One study[3] argues that payments in PWYW settings are jointly influenced by individuals’ social value orientation (SVO), i.e., whether they are pro-self or pro-social, and by the degree to which exchange or communal norms are present when the customer decides how much to pay.

In the study’s first experiment, participants were asked how much they would pay for a cookie from a local café. Simultaneously, a questionnaire was used to determine participants’ SVO. Unsurprisingly, on average, participants that were pro-social paid more than those that were pro-self ($1.22 vs $0.62 respectively).

In a further experiment, participants were presented with two scenarios where a local coffee shop was offering a cup of coffee using PWYW pricing. In scenario one, researchers presented a formal ‘exchange norm’ by emphasising the quality of the coffee and the efficient service. In scenario two, researchers instead presented a ‘communal norm’ by emphasising the personal aspects of the exchange, saying that the barista offered a warm greeting and gave individual coffee recommendations based on participants’ preferences.

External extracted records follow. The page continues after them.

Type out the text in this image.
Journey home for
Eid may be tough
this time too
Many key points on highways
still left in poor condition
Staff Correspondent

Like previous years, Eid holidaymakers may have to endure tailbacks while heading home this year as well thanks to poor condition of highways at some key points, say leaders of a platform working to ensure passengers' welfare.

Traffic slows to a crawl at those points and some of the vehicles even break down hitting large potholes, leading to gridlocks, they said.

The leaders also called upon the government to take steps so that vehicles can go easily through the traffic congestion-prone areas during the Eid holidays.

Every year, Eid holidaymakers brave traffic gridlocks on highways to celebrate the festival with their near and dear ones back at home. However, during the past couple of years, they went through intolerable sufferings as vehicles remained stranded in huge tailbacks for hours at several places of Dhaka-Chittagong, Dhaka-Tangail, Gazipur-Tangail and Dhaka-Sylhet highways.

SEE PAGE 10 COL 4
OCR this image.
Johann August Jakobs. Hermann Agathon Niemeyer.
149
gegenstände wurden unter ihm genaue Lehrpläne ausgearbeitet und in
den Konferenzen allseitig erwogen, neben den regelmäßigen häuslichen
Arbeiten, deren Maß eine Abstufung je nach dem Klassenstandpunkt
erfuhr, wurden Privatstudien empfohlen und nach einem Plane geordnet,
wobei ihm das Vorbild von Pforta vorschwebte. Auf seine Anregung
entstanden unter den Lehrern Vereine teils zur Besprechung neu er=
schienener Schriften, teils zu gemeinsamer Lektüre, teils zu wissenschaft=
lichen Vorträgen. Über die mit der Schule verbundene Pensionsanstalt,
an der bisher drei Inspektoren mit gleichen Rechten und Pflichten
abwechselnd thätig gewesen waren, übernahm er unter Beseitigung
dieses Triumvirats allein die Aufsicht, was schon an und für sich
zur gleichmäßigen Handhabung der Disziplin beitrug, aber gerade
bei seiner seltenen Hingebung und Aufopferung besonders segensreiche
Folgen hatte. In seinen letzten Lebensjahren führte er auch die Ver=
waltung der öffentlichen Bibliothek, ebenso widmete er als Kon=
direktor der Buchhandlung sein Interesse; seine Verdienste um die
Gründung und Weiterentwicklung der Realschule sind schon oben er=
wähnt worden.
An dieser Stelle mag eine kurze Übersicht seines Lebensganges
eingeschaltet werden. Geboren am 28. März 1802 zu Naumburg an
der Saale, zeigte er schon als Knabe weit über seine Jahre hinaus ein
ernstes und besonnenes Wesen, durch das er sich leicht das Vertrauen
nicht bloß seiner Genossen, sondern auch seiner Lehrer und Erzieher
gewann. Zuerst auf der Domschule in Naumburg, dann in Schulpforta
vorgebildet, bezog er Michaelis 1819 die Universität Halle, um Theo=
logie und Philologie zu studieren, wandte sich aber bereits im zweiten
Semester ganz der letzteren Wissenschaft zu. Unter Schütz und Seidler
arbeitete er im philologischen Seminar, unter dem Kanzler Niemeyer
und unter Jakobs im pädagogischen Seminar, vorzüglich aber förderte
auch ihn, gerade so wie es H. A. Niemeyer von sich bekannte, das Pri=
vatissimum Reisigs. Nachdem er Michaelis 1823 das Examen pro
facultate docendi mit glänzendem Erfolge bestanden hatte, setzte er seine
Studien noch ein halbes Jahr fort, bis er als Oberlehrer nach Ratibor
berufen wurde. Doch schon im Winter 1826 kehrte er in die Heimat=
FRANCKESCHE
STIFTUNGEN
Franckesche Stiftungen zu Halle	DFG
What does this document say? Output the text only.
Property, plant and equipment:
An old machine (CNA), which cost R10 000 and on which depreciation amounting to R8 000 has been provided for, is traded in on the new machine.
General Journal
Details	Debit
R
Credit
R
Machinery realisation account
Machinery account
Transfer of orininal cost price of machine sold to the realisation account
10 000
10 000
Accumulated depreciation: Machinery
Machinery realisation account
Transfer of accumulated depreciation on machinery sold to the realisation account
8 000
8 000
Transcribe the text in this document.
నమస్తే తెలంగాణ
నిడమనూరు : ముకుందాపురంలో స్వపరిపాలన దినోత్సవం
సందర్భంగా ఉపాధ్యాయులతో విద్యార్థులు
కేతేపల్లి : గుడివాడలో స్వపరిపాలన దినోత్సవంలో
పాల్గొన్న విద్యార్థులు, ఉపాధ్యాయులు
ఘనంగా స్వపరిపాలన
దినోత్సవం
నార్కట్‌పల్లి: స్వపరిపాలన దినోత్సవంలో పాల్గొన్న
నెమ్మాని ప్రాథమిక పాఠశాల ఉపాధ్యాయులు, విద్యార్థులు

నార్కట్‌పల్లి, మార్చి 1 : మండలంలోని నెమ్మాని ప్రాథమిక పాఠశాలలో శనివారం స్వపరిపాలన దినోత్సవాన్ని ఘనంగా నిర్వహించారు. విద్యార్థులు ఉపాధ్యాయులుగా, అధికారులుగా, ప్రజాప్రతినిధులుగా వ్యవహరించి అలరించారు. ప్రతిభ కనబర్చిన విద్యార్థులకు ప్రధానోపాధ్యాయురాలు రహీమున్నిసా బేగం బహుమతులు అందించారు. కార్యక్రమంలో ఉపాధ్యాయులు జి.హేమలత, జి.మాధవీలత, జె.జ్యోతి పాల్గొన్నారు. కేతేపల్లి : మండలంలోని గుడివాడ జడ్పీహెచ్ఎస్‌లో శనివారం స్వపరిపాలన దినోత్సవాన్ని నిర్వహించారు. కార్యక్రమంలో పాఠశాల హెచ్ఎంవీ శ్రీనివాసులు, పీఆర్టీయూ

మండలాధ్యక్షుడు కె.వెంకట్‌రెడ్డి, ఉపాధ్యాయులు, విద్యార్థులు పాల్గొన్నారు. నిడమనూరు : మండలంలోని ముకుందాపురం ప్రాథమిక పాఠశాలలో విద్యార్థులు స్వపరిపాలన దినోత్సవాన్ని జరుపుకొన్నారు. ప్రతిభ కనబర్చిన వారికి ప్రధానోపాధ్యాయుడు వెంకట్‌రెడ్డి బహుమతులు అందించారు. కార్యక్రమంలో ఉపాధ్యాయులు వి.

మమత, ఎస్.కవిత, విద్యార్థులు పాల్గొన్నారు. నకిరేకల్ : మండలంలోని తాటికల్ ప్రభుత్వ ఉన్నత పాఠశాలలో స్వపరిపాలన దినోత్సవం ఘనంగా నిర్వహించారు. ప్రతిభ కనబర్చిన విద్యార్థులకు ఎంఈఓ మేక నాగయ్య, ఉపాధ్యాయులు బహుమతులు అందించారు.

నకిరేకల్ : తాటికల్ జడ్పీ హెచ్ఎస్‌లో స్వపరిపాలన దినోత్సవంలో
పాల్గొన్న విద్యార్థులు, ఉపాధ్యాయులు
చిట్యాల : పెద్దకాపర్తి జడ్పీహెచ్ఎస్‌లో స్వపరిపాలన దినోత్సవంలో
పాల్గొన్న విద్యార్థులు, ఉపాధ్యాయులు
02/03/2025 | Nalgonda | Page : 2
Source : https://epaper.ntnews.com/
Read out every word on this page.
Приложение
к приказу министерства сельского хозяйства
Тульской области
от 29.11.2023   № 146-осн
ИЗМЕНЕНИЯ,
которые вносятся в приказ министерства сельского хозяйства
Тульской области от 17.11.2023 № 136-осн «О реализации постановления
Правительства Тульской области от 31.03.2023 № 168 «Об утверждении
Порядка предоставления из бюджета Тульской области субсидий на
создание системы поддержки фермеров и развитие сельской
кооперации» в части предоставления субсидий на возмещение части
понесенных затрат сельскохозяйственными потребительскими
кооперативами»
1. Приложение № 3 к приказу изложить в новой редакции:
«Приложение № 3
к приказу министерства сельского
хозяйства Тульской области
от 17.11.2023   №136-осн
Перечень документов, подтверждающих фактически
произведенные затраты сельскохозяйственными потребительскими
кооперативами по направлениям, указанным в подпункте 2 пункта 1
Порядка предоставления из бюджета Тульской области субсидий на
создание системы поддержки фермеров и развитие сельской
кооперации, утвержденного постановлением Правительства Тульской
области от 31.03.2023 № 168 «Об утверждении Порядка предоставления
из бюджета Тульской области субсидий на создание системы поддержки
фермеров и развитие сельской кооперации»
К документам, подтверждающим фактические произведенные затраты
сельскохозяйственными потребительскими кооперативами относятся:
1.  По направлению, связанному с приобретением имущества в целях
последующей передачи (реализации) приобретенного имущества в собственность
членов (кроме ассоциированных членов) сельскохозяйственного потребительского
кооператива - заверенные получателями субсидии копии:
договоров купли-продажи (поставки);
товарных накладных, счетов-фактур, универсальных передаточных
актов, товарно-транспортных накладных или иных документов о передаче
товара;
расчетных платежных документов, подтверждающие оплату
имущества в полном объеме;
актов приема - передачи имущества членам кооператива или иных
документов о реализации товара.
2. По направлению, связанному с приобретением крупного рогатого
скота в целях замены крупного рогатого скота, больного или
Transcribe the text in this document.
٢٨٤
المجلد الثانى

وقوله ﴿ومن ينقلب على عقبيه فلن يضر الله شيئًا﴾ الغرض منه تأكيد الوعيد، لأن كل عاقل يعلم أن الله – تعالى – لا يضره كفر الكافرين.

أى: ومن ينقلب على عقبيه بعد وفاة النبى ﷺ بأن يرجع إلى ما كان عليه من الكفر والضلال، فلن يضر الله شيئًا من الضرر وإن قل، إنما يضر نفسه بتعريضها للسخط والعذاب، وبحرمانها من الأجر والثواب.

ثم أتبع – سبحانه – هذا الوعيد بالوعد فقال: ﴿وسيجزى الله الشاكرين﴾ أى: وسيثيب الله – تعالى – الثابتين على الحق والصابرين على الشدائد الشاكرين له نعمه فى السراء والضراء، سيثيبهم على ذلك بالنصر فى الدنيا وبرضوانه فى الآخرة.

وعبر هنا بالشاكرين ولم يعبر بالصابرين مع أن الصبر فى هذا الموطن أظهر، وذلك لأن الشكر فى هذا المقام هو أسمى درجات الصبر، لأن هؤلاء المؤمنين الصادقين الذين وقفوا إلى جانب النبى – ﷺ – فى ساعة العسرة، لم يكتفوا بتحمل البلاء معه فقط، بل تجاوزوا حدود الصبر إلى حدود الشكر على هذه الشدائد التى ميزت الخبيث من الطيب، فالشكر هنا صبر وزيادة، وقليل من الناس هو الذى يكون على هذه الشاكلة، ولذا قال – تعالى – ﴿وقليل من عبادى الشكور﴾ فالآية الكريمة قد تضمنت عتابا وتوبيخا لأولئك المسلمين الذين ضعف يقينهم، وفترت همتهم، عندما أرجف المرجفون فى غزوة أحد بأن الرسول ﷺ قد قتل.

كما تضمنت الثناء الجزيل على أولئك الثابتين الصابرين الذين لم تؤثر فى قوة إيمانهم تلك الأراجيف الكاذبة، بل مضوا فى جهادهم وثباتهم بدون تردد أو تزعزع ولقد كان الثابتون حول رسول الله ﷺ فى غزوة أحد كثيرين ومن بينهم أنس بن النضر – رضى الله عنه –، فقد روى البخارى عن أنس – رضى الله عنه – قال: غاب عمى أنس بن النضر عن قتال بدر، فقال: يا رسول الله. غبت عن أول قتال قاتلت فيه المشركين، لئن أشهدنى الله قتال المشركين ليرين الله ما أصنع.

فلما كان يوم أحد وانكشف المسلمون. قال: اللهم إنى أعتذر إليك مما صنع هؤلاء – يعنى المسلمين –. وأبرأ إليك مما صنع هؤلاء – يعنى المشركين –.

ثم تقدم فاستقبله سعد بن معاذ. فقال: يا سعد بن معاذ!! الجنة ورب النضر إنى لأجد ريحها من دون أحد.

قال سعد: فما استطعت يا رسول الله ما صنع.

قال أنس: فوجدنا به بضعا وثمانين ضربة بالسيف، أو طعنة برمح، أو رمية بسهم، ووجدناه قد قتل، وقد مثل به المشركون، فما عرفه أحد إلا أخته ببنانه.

Pro-social participants increased the amount they would pay for the coffee by 13% from $2.45, on average, in scenario one to $2.79 in scenario two. Interestingly, pro-self participants increased the amount they would pay the most, up by almost a third from $1.98, on average, in scenario one to $2.63 in scenario two. Simply shifting the emphasis from a formal transaction between buyer and seller, to a positive human connection between the customer and the barista, made the pro-self participants temporarily more generous.

While there is certainly a lot more at risk for businesses needing to pay rent and cover wage costs using the PWYW model, compared to charities and not-for-profits, the key takeaway is that there are ways to reduce the risk of receiving low or zero payments, whether through setting a guide price and making customers hand over the money face-to-face, or simply by nudging people into a more communal relationship, thereby incentivising customers to pay more. And of course, the other positive to take away from this for all the cynics out there is that people are more honest than you think, particularly when that is what’s expected of them by society, and will pay a fair price (if not more) in most cases. I guess this shouldn’t come as a surprise. After all, honesty really is the best policy!

 

 

[1] Homo economicus is a theoretical abstract of the rational economic man whose sole purpose is to maximise his own utility. It should be noted, however, that no economist ever believed this was a good representation of how people actually behave. We all have idiosyncrasies: some of us are risk-averse while others are risk-loving, some of us make hasty decisions based on emotions while others are far more rational etc. For the representative agent, however, the Homo economicus argument is that these idiosyncrasies should cancel each other out. Behavioural economists argue the opposite: that sometimes these idiosyncrasies don’t balance each other out, which may result in irrational behaviour on aggregate.

[2] Reiner, G. and Traxler, C., 2012. Norms, moods and free lunch: Longitudinal evidence on payments from a Pay-What-You-Want restaurant. Journal of Socio-Economics, 2012, Vol. 41, Issue 4, p. 476-483.